I don’t mean that I was suffering from writer’s block, or was somehow distracted.  I’m not talking about my mental state.  I was physically unable to type anything.

My laptop is several years old at this point, with at least one of those years going past its expected lifespan.  For the past few weeks, I’ve been experiencing difficulties with the keyboard, with various keys being unable to strike – it feels like something’s grinding underneath them instead, and I have to hold down the key for half a minute or so to get the keystroke to register (no doubt compounding the problem).  I’ve tried having the keypad cleaned, but that hasn’t provided a permanent solution.  Today, the keys that would not respond – at all – were the space bar, the delete key, and the down cursor.  It is, of course, completely impossible to write or edit with those particular keys not functioning.

So I walked to my nearest Best Buy, to get the keyboard fixed again, only to find when I got there that the problem had somehow fixed itself.  So I walked back home, turned on the computer, wrote a few emails, opened my Final Draft doc to finish my revisions, only for the problems to instantly reappear.  So I packed the laptop back up, and walked to Best Buy again, this time resolving to buy a new laptop once and for all.  (The Best Buy is about half a mile from my apartment, mind you, so the two round trips wound up involving me walking two miles.  During snow squalls.  So it goes.) 
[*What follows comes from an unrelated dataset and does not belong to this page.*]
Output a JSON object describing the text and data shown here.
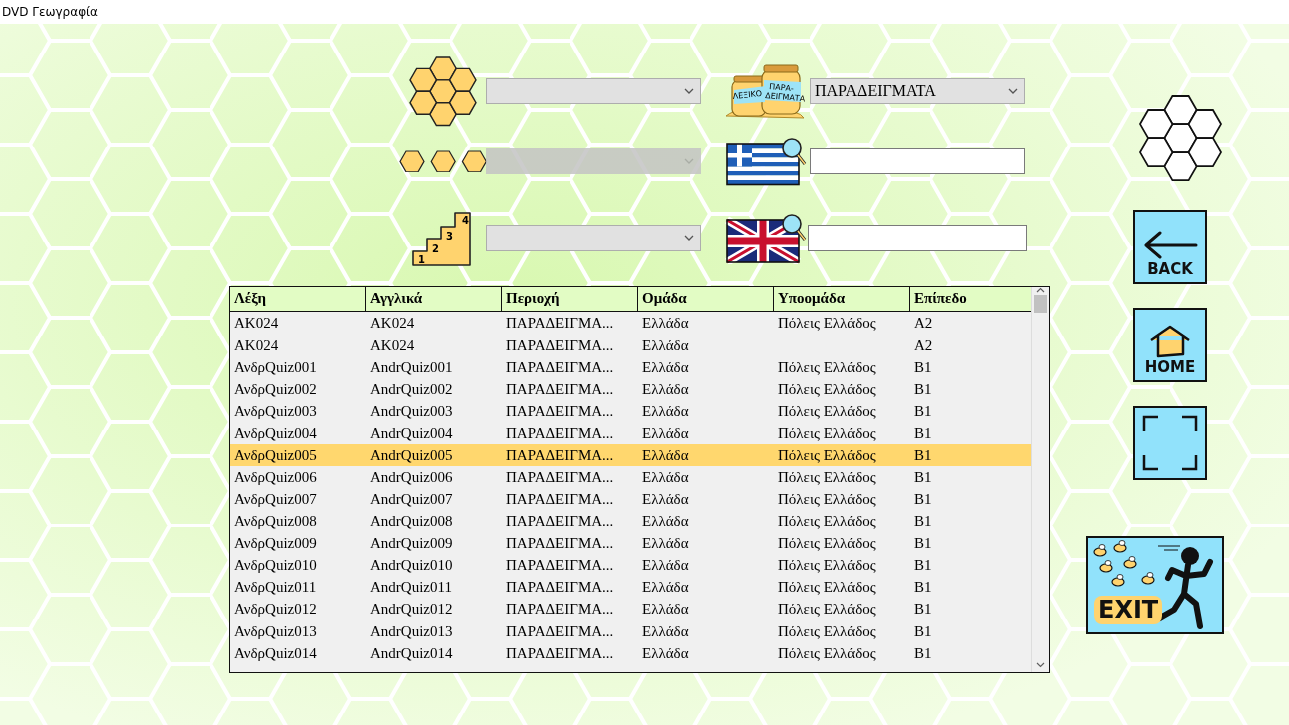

The trouble was, it would take three to five business days for the files on my hard drive to transfer from one device to another.  Since my submission deadline is a week away, that would make it impossible for me to complete the very revisions which were why I needed to get the new laptop in the first place.  I’d also still need to re-launch and re-do all the various connections which make it possible for me to work remotely at my day job, which I’ve had to do for the past two years in order to survive a pandemic.)  The very issue that had created the problem – my overuse of my poor, battered laptop – had made it seemingly impossible to solve the problem.

I wound up having to buy an entirely separate keyboard, which I have plugged into my laptop’s usb port, thereby bypassing my laptop’s compromised keys altogether.  And while my desk is now a forest of cables and keyboards and plastic piled on plastic, it seems to be a workable solution.  The latest revisions are finished; I’ll be heading off to print the newest draft as soon as I post this blog post.  (Which I successfully typed on my laptop, so there’s some more evidence for you.) Crisis averted.

And yet –

Everything these days, absolutely everything, is so damn fragile.  Even if we were living in ideal times, the technology which we rely upon is vulnerable to power surges and freak accidents and solar flares and heaven knows what else, all of which could erase years of our toil in a matter of seconds.  Throw in the travails of seemingly never-ending insurrection and plague, and the ludicrously complicated jury-rigged solutions we’ve had to evolve to endure them, and it’s no wonder most of the people I know are burnt out.  Dealing with all of this is exhausting, and one reversal, one mischance, is all it would take to render it all for naught.